Die EU, Deutschland, Frankreich und Großbritannien gehen nicht mit. Im Auswärtigen Amt heißt es, „auch in den nächsten Tagen kommt es darauf an, mit allen Seiten im Gespräch zu bleiben, um eine unkontrollierte Zuspitzung zu verhindern.“ Die Europäer setzten schon aus eigenem sicherheitspolitischen Interesse weiter auf das Abkommen mit dem Teheraner Regime. Seine Transparenz- und Kontrollregelungen, generell die Beschränkungen des Atomprogramms hätten „ein Mehr an Sicherheit gebracht“. Man werde das Abkommen solange umsetzen, wie sich der Iran an seine Verpflichtungen halte, heißt es weiter. Damit wurde klar, dass EU und USA in einer wichtigen Frage auseinanderfallen.

In Brüssel gab sich die EU-Außenbeauftragte Federica Mogherini entschlossen.
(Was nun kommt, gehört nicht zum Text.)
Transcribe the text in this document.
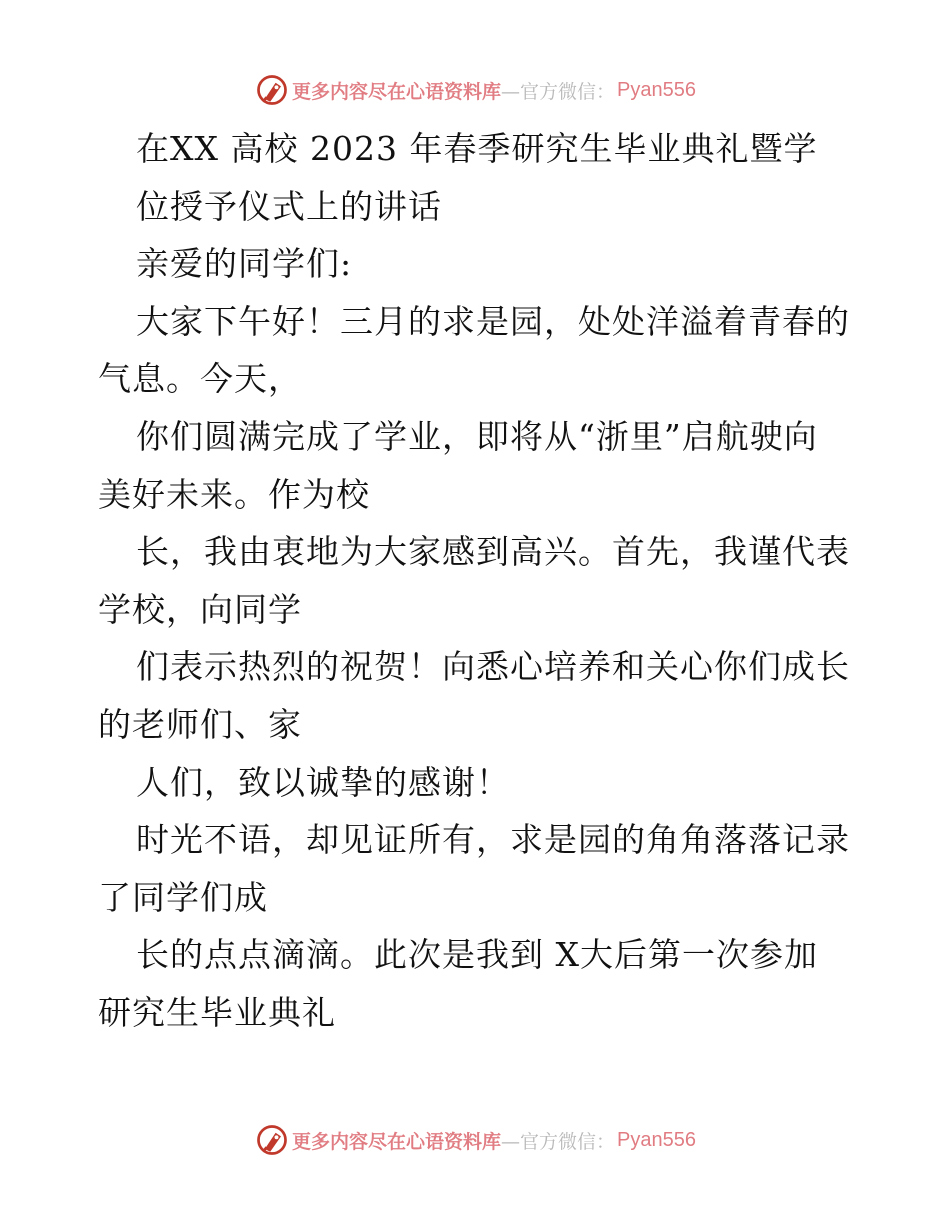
更多内容尽在心语资料库 —官方微信： Pyan556
在XX 高校 2023 年春季研究生毕业典礼暨学
位授予仪式上的讲话
亲爱的同学们:
大家下午好！三月的求是园，处处洋溢着青春的
气息。今天，
你们圆满完成了学业，即将从“浙里”启航驶向
美好未来。作为校
长，我由衷地为大家感到高兴。首先，我谨代表
学校，向同学
们表示热烈的祝贺！向悉心培养和关心你们成长
的老师们、家
人们，致以诚挚的感谢！
时光不语，却见证所有，求是园的角角落落记录
了同学们成
长的点点滴滴。此次是我到 X大后第一次参加
研究生毕业典礼
更多内容尽在心语资料库 —官方微信： Pyan556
Noch bevor Trump seine Entscheidung bekannt gegeben hatte, zog sie eine rote Linie: Die EU werde an dem internationalen Abkommen auf jeden Fall festhalten. „Wir glauben, die Vereinbarung funktioniert, und unsere Verpflichtung, mit der Umsetzung fortzufahren, bleibt bestehen“, so Mogherini.